Jay was right. Although I would never second-guess an artist of his stature and intelligence, we had already done the art piece with American Gangster, and I was looking for the big one. “I was listening in the studio,” I said. “Sometimes I hear better outside of the studio.”

I know my speakers in the office and my car. Sometimes I may hear music a little bit more objectively in my own space, but I was backpedaling and Jay knew it.

“I hear you,” he said, “but I know what I know.”

While he was disappointed by my response, I think he also saw an opportunity to own his future. He stopped recording and decided he wanted off the label. I understood, but on a personal level I was incredibly dismayed; after all we’d been able to accomplish together, to part ways like this wasn’t what I wanted. He was the biggest artist on Def Jam, and I hated to lose him. He went to see Doug Morris and negotiated a deal to buy the album back from the label, something that rarely happens.

After he bought the album back, he went into the studio, reinvigorated now that he had more at stake, more to prove. We’d never spoken about whether he agreed about the need for a big hit single, but my words must have resonated because he came up with two monster hits from his new sessions. One was “Run This Town,” with Rihanna and Kanye West. The other one was “Empire State of Mind,” with Alicia Keys, which became his first number one and a song that went on to become the unofficial anthem of the city of New York. The album was a great big juicy home run.
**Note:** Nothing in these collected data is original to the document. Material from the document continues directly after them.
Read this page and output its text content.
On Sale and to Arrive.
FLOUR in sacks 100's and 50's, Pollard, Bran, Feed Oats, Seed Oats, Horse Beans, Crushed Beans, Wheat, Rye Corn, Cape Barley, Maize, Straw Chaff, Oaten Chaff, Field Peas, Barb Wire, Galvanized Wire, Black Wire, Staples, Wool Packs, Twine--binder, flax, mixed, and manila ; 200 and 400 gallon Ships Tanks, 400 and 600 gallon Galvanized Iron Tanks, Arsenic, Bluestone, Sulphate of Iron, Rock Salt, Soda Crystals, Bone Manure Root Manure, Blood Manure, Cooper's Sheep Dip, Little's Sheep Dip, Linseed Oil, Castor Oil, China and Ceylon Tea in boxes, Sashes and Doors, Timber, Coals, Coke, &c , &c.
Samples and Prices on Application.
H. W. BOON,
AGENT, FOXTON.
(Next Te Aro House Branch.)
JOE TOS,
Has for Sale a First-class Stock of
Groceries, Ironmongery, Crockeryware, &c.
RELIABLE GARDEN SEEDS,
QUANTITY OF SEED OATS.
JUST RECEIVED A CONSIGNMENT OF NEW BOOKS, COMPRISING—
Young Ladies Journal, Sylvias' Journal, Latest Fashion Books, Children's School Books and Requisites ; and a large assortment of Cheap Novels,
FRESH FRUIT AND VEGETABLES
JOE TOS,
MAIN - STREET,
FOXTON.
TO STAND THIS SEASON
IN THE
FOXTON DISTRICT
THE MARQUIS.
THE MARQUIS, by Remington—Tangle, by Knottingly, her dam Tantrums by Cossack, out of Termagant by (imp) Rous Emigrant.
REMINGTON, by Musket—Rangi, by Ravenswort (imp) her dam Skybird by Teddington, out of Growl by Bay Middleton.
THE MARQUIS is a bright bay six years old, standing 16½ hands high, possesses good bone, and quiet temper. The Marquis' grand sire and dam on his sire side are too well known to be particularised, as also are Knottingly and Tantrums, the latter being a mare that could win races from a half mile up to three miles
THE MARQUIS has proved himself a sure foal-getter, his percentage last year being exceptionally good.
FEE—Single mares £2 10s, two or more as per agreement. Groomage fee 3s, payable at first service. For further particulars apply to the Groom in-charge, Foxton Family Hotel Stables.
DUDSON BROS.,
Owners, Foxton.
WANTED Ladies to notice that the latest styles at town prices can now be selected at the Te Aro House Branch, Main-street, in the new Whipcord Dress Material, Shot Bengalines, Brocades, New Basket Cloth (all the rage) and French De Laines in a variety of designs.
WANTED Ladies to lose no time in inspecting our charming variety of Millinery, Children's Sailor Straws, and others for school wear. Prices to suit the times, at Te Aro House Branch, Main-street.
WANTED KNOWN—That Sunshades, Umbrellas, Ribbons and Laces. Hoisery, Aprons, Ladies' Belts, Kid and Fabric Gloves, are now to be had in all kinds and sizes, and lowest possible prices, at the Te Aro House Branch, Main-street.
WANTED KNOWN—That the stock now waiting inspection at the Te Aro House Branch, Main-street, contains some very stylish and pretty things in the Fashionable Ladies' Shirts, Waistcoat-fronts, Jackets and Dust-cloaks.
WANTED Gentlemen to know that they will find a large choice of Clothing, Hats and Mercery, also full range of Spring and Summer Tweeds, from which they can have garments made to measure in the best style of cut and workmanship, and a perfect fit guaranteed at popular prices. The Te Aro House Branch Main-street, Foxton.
After the record came out and was a big hit, I reached him on the phone. “You nailed it, didn’t you?” I said.

He knew he did. “Oooh, yes, I nailed it,” he said.
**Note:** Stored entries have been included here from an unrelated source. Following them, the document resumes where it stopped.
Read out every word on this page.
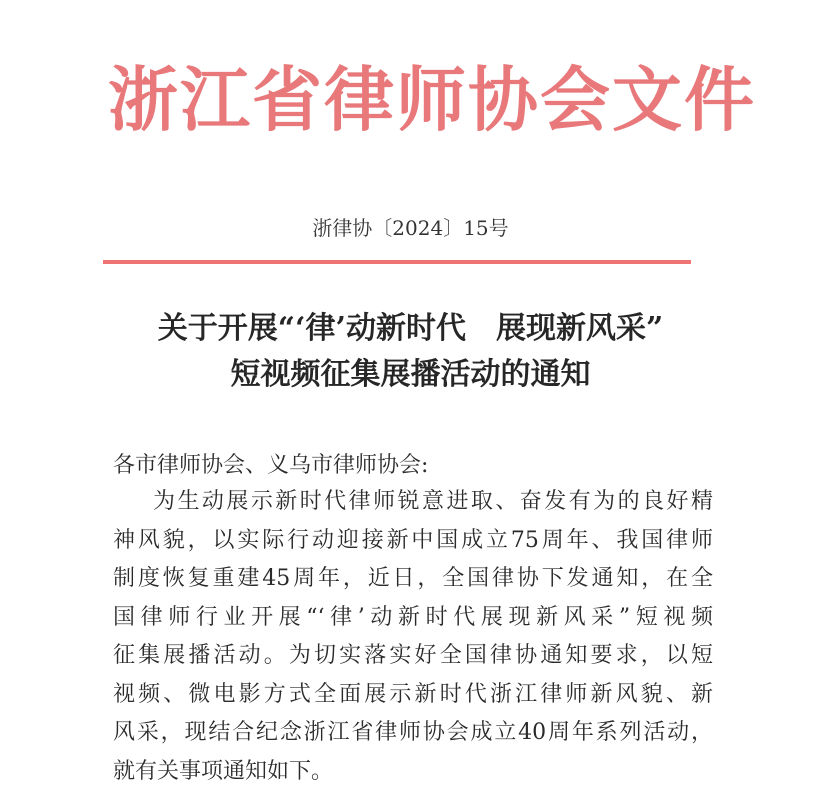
浙江省律师协会文件
浙律协〔2024〕15号
关于开展“‘律’动新时代　展现新风采”
短视频征集展播活动的通知
各市律师协会、义乌市律师协会:
为生动展示新时代律师锐意进取、奋发有为的良好精
神风貌，以实际行动迎接新中国成立75周年、我国律师
制度恢复重建45周年，近日，全国律协下发通知，在全
国律师行业开展“‘律’动新时代展现新风采”短视频
征集展播活动。为切实落实好全国律协通知要求，以短
视频、微电影方式全面展示新时代浙江律师新风貌、新
风采，现结合纪念浙江省律师协会成立40周年系列活动，
就有关事项通知如下。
Happy as I was for him, I felt a bit let down—that album was the one that got away. In the end, it was my work as an executive, and honestly, my indifference to the early version of the album, that inspired him to come up with the biggest single of his career. I put a lot of man-hours into coaching, and, in my own way, I pushed him. In pushing him to be better, I also pushed him away. After being so in sync for years and coming to such a clear understanding of what drove us professionally and personally, I think he felt that, for the first time, I wasn’t on the same page.

That Christmas, I went to St. Barts. Jay and Beyoncé ended up staying there at the same time, and one night, he called. “Hey man. I’m in your neck of the woods,” he said. “What are you doing tonight?”
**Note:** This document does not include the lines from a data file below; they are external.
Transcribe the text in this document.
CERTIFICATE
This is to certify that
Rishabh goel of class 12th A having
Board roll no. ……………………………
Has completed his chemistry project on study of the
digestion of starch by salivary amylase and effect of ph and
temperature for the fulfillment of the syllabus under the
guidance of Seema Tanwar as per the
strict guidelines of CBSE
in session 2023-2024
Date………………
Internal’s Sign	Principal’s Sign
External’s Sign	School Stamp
Erica and I joined Jay and Beyoncé at a restaurant for dessert. We adjourned to our house so Jay and I could smoke cigars. Jay knew Usher was on the island so we called him and Usher came over. We sat around a table in the warm evening breeze drinking, talking, smoking a little weed, laughing, and having a good time.

Beyoncé just had a smash with “Single Ladies.” Both she and Jay-Z were on top of the world. They both had the biggest hits of their career. Jay turned to Usher.

“You know, I’m a little bit disappointed in you,” he said.

“Why?” said Usher.

“Because you are one of our greats,” Jay said. “You are supposed to be right now where Beyoncé and I are. Why isn’t that happening?”

Usher shrugged. “I don’t have my guy,” he said.

“Who’s that?” asked Jay.

“LA,” said Usher.

“What do you mean you don’t have him?” asked Jay Z. “He’s sitting right here. He will do anything you want. LA is the reason why my album was so big. I don’t know him nearly as well as you do, so if he can help me, he can help you.”

We sat there until seven in the morning. By then I was so drunk and high, I crashed. I left Jay Z, Usher, Beyoncé, and Erica at the table. The next day Jay called to say he was sorry for overstaying his welcome. I told him there was no such thing, and I was sorry for abandoning everyone. They left at eight thirty in the morning, but it had been a great night.

Jay Z is not the kind of guy to do all the political acknowledgments, thanking this guy and that guy at the label after he’s won awards. The truth is that none of us deserve the credit. But in the dark of the Caribbean night, without even speaking to me, he gave me all the acknowledgment I needed. For all I learned from Jay, I guess I also taught him something, too.